House Speaker John Boehner has promised to tie substantial spending cuts to upcoming debt-limit legislation. He said spending cuts will have to be at least as large as the dollar value of the allowed debt increase. Thus, if the legislation increased the legal debt limit by $2 trillion, then Congress would have to cut spending over time by at least $2 trillion.


How can we be sure that spending cuts are real?
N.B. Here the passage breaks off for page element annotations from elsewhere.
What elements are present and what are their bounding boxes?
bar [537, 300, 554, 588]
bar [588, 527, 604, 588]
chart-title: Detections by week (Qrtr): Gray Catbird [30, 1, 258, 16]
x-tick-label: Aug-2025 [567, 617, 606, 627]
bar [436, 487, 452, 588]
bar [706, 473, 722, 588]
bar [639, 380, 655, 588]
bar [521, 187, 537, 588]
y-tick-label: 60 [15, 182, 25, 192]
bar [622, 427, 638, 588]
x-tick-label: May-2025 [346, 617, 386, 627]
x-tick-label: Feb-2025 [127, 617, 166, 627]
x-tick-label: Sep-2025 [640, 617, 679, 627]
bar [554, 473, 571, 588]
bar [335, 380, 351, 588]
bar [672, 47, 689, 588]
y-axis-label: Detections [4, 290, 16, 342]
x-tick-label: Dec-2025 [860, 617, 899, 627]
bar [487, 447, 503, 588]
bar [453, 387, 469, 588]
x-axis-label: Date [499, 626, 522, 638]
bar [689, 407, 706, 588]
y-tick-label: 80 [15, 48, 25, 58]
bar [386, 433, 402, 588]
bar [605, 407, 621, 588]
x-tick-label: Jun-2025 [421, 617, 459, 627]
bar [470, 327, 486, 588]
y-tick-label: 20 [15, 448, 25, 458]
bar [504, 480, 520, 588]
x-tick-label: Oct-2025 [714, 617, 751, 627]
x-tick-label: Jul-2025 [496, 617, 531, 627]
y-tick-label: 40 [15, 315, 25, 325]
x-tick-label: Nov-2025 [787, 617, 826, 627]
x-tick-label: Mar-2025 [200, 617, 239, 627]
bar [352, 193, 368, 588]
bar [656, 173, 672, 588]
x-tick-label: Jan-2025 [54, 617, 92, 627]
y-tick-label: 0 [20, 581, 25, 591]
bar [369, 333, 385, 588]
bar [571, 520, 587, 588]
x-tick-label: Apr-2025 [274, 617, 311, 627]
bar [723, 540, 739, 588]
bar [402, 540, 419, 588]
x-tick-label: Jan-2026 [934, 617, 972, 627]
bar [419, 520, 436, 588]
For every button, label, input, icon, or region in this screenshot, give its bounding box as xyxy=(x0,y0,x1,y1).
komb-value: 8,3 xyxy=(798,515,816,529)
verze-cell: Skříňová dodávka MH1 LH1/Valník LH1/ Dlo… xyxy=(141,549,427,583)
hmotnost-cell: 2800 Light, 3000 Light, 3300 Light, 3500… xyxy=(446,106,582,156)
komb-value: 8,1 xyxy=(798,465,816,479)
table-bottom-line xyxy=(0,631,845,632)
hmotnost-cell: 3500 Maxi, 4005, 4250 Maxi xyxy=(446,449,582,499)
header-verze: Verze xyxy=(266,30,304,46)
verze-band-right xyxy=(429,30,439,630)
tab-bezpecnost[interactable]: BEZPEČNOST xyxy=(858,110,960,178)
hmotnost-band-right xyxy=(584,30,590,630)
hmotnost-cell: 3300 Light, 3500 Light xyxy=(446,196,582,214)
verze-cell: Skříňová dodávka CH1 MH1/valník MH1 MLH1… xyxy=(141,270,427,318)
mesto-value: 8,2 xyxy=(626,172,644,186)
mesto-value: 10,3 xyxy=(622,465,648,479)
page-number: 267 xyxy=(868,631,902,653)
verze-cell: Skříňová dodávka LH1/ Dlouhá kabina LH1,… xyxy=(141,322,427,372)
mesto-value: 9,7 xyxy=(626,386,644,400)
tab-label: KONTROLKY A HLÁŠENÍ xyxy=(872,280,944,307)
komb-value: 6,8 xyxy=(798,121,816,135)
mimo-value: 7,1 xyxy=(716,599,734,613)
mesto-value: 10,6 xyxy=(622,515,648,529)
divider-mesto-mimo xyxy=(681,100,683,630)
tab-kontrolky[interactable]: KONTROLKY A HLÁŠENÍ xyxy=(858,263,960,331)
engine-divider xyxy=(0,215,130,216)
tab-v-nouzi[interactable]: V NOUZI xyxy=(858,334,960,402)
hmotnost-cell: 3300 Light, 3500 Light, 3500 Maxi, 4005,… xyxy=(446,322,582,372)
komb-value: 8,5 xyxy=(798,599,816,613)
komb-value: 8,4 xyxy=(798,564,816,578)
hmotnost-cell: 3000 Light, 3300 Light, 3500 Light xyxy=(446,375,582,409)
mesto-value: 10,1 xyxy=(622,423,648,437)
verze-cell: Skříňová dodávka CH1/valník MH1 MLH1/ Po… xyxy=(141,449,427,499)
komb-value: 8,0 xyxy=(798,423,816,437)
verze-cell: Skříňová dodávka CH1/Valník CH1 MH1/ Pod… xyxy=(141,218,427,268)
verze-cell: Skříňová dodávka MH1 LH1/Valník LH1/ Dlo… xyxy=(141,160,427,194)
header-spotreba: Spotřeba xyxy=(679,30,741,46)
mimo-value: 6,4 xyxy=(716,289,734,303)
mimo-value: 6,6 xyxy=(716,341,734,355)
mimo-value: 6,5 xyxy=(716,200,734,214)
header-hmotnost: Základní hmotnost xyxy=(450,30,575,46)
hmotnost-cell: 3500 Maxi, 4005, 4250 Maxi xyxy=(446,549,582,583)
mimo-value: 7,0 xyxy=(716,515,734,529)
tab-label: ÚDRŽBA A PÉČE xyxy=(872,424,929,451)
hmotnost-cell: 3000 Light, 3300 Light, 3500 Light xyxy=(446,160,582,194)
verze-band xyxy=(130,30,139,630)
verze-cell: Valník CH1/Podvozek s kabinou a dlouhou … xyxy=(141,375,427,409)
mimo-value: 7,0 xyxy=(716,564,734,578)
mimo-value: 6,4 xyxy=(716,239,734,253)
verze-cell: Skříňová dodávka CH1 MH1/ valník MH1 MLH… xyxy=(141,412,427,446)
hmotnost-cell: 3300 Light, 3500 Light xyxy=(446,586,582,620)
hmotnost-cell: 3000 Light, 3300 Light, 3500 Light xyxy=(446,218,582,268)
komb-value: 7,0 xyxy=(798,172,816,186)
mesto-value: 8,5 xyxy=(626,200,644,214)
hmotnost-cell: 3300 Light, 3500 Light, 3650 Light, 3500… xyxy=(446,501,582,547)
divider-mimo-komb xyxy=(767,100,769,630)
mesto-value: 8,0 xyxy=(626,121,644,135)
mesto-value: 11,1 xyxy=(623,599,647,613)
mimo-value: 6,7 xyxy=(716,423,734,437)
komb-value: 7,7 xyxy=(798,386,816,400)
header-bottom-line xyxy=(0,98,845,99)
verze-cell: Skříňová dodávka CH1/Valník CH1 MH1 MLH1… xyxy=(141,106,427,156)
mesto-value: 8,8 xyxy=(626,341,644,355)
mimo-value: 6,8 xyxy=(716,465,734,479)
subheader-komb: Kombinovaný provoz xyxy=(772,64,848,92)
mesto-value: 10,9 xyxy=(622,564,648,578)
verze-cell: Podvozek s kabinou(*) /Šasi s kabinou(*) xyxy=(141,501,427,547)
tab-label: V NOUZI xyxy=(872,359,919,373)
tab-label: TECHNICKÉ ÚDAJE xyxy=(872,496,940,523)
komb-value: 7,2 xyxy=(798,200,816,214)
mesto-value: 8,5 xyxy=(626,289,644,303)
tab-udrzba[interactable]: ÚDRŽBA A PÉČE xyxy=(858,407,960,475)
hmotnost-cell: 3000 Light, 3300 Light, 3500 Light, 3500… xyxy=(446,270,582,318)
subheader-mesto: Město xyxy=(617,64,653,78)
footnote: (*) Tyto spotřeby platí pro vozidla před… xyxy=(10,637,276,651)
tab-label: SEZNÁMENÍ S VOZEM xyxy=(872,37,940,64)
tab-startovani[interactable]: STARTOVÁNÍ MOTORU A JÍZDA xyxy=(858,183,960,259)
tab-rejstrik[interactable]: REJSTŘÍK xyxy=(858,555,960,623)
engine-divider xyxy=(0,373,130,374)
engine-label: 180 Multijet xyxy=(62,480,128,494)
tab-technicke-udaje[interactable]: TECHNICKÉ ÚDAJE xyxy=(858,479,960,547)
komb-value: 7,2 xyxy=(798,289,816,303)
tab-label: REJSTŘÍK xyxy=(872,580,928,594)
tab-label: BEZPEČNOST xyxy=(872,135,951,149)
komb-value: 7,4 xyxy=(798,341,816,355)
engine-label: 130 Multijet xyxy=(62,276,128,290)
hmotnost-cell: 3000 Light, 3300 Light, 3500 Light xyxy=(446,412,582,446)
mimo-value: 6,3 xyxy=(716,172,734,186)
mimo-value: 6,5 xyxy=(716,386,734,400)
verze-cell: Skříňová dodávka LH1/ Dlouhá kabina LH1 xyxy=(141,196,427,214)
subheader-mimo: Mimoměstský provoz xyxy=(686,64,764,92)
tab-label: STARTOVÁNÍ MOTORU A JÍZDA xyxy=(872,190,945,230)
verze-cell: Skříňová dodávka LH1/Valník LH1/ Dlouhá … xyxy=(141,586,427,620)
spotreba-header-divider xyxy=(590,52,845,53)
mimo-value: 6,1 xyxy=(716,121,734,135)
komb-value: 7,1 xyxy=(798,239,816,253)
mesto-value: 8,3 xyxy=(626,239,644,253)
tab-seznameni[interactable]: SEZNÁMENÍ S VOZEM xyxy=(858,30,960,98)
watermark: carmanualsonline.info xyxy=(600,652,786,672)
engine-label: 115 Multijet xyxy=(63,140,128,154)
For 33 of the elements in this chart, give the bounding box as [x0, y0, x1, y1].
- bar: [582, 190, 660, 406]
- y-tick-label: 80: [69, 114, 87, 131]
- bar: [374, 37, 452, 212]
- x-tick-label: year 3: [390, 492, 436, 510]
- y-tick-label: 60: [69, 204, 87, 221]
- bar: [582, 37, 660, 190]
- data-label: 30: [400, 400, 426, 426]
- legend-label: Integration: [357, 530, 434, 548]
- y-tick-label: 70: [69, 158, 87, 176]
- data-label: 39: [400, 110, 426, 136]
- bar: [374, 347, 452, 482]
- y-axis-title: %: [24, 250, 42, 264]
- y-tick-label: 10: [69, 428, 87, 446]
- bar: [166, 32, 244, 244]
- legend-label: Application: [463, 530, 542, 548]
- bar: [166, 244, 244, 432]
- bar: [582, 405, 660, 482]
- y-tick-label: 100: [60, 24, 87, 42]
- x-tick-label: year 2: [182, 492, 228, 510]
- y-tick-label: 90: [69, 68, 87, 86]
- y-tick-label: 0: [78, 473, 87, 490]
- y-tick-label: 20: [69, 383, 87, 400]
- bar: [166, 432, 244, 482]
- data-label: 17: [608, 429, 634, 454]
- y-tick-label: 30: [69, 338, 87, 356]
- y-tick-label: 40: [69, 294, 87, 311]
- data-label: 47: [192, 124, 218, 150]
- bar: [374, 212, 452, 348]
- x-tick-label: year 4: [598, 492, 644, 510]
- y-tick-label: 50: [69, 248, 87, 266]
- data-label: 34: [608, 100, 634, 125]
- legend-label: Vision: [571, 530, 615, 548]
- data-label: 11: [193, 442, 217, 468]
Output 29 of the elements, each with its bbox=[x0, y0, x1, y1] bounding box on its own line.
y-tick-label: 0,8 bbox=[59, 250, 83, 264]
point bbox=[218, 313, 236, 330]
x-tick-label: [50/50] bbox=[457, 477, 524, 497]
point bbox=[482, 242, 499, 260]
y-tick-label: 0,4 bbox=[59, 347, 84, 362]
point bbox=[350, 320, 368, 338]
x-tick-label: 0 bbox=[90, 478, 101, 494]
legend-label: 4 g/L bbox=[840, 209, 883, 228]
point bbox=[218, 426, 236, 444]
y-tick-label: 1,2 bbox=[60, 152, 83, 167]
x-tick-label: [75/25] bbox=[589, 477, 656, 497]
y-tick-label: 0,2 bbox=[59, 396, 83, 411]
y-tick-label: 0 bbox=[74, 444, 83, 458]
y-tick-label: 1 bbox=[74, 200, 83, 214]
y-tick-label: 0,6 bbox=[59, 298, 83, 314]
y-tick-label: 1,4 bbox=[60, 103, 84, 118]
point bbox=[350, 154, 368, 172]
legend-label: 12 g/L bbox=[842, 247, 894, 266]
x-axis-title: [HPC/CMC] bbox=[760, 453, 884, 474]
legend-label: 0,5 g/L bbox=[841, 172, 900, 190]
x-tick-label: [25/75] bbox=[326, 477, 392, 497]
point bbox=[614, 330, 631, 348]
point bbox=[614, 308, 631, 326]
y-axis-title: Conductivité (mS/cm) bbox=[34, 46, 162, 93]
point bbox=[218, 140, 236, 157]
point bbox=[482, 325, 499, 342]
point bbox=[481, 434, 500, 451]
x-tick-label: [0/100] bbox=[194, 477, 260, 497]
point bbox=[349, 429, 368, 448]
There are only two types of solid and tough-to-reverse spending cuts—legislated changes to reduce entitlement benefit levels and complete termination of discretionary programs. Republicans will have to define what time period they are talking about, but let’s assume it’s the standard 10-year budget window.

  • Entitlements: The legislation, for example, could change the indexing formula for initial Social Security benefits from wages to prices. The Congressional Budget Office says that change would reduce spending by $137 billion over 10 years (2012–2021). Other options include raising the retirement age for Social Security and raising deductibles for Medicare.
  • Discretionary: Each session of Congress decides the following year’s discretionary spending. Promises of discretionary spending cuts beyond one year are meaningless. Thus, the various promises in Republican and Democratic budget plans to freeze various parts of discretionary spending through 2021 or reduce spending to 2008 levels over the long term have no weight. Those are not real cuts.

The only way to get real cuts in discretionary spending—cuts that would be tough to reverse out in later years—is complete program termination and repeal of the program’s authorization. That way, policymakers in future years would generally need at least 60 votes in the Senate to reinstate the spending.


Thus, if the GOP promises to save $50 billion over 10 years by reducing the levels of Title 1 grants to the states for K‑12 schools, that is not a real and solid cut. However, if they pass a law to repeal Title 1 spending altogether, that cut may well be sustained over the long term.


To make spending cuts even more secure, the GOP should also insist on a statutory cap on overall outlays with a supermajority requirement to break, as I’ve outlined here. For program termination ideas, see www​.Down​siz​ing​Gov​ern​ment​.org.


In sum, the GOP needs to ensure that spending cuts tied to the debt-limit vote are either:

  1. Changes to entitlement laws to reduce benefit levels, or
  2. Discretionary program terminations.

    Promises to hold down future discretionary spending levels and partial program trims are not real spending cuts.